Unfortunately, the licensing and insurance process took longer than expected and Bornok missed practice and qualifying sessions. With only minutes to spare before Race 1 Saturday and without any seat time at all, he started from the back of the grid, and to make things even more difficult, he was racing against several of the world’s best riders like 3-time World Superbike (WSB) champion and MotoGP winner Troy Bayliss; American Motorcyclists Association (AMA) Supermoto champion Gage McAllister; 2016 Supermoto champion Andrew “Andy” McLeish; Victoria Supermoto champ Adam Miller; Spanish Supermoto champ Juan Carlos Lopez; New Zealand Supermoto champions Darryll King and Duncan Hart, and more.
Never Back Down
With a “Never Back Down” attitude, Bornok rode his best, climbed from 18th to 11th place, and was only 4.3 seconds per lap slower than McAllister who won Race 1. Despite not being attuned to the Yamaha YZF450 that was spec’d for Supermoto racing and provided by Graeme Boyd Motorcycles, he wowed the racers and spectators alike in Race 2 and Race 3 Sunday with his speed, mastery of the course, and high jumps. At the end of the races, he finished 15th overall despite being handicapped with no points for Race 1 because of his late license approval.

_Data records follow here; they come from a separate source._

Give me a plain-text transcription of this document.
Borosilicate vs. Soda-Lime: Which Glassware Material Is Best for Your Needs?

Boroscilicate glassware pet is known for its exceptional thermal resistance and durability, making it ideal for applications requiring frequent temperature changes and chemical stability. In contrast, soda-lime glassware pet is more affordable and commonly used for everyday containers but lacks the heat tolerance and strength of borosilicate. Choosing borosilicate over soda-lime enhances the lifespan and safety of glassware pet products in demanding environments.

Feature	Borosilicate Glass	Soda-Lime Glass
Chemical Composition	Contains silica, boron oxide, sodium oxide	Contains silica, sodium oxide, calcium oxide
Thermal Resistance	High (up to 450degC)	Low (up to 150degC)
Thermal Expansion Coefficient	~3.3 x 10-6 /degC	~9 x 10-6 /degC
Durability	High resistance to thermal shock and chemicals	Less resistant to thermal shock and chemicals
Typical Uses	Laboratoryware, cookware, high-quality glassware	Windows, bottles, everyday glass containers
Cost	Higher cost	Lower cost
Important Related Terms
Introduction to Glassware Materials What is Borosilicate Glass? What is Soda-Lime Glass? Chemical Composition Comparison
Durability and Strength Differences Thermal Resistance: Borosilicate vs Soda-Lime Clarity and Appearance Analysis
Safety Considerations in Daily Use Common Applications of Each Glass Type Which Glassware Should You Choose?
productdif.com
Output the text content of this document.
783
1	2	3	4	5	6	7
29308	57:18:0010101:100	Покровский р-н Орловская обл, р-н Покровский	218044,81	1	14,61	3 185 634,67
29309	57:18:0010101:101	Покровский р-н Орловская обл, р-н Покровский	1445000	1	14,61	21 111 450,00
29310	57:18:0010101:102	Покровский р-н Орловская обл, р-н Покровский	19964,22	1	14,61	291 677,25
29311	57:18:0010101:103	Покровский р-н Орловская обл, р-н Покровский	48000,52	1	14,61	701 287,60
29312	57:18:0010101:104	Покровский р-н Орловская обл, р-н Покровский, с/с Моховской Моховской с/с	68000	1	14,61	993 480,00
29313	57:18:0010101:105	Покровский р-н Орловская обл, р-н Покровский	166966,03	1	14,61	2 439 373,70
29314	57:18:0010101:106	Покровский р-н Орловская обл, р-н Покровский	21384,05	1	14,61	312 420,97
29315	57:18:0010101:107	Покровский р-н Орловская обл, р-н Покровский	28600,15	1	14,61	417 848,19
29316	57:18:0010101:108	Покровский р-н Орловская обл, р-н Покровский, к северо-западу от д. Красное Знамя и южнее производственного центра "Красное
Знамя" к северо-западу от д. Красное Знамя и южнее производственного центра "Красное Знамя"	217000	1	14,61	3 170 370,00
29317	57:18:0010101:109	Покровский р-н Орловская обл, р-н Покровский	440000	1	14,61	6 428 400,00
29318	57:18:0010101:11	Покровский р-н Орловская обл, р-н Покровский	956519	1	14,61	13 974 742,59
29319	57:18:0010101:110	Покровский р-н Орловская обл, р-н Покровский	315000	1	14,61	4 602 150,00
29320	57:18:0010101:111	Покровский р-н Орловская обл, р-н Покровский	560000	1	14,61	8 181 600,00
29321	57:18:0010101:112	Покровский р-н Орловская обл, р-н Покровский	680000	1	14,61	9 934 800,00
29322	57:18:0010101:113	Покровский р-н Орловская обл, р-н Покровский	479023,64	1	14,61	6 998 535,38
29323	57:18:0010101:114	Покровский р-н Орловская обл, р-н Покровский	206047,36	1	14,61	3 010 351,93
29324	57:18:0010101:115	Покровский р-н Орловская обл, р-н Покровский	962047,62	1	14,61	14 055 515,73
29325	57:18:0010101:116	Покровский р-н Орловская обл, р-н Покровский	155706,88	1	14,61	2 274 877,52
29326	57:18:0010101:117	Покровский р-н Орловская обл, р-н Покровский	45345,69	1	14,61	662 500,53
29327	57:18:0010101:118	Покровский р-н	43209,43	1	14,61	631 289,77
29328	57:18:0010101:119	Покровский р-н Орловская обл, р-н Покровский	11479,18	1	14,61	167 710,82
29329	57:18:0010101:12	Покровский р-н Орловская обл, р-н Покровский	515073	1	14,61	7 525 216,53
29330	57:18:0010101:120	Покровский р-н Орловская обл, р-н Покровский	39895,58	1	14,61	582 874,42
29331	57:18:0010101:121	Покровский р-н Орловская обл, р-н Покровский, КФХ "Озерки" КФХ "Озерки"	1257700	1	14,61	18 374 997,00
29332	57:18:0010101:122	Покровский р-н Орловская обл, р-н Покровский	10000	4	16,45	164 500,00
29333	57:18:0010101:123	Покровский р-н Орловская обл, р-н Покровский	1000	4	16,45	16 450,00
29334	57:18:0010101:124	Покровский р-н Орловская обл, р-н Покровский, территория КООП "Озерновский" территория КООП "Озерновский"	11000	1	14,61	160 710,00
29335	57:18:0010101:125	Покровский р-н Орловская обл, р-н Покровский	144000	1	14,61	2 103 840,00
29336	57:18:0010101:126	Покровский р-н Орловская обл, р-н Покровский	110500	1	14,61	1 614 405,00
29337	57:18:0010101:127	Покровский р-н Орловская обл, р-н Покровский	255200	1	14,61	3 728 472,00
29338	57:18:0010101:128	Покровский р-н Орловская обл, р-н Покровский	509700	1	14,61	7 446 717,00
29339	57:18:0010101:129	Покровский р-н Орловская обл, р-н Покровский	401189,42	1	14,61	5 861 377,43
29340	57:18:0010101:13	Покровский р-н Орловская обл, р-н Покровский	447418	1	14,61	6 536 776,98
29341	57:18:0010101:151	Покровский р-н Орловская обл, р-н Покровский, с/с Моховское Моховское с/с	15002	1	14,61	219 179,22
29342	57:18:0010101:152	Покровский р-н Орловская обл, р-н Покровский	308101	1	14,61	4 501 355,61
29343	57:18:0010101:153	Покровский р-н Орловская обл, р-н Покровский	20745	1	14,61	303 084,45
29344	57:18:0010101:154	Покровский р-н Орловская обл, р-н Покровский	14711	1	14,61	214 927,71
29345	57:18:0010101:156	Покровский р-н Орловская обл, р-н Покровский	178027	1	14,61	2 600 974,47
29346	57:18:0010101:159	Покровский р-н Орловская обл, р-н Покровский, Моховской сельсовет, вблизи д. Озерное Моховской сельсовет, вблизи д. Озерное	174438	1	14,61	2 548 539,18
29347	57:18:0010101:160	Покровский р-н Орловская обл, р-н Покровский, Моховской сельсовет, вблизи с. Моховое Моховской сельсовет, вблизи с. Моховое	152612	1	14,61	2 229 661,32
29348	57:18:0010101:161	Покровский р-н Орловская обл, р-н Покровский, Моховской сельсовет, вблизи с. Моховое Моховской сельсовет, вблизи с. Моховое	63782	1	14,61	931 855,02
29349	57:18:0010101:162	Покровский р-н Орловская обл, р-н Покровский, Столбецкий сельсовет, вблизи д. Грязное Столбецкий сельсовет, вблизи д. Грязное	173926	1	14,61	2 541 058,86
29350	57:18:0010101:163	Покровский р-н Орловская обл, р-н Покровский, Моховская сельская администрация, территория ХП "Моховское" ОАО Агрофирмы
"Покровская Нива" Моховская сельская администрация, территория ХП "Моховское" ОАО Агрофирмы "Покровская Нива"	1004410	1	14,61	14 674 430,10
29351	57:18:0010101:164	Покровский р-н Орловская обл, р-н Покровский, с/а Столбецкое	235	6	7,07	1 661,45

He was thankful for the experience and felt that he had already won simply by just being a participant. He also vowed to do better in the Indonesian International Supermoto that will be held on October 7-8, 2017 in Malang. “I have a lot to learn”, he humbly said. “I just started racing Supermoto in less than a month and I’m already racing with international superstars thanks to the people and sponsors who supported me like Total Hi-Perf motorcycle oil, Malayan Insurance, PAMSS, DC, Graeme Boyd Motorcycles, and MotorCycle Magazine. This is really an experience of a lifetime.”
With those words and a first taste of real world-class motorcycle racing, Bornok Mangosong has already proven that he is on his way to becoming a real world-class champion!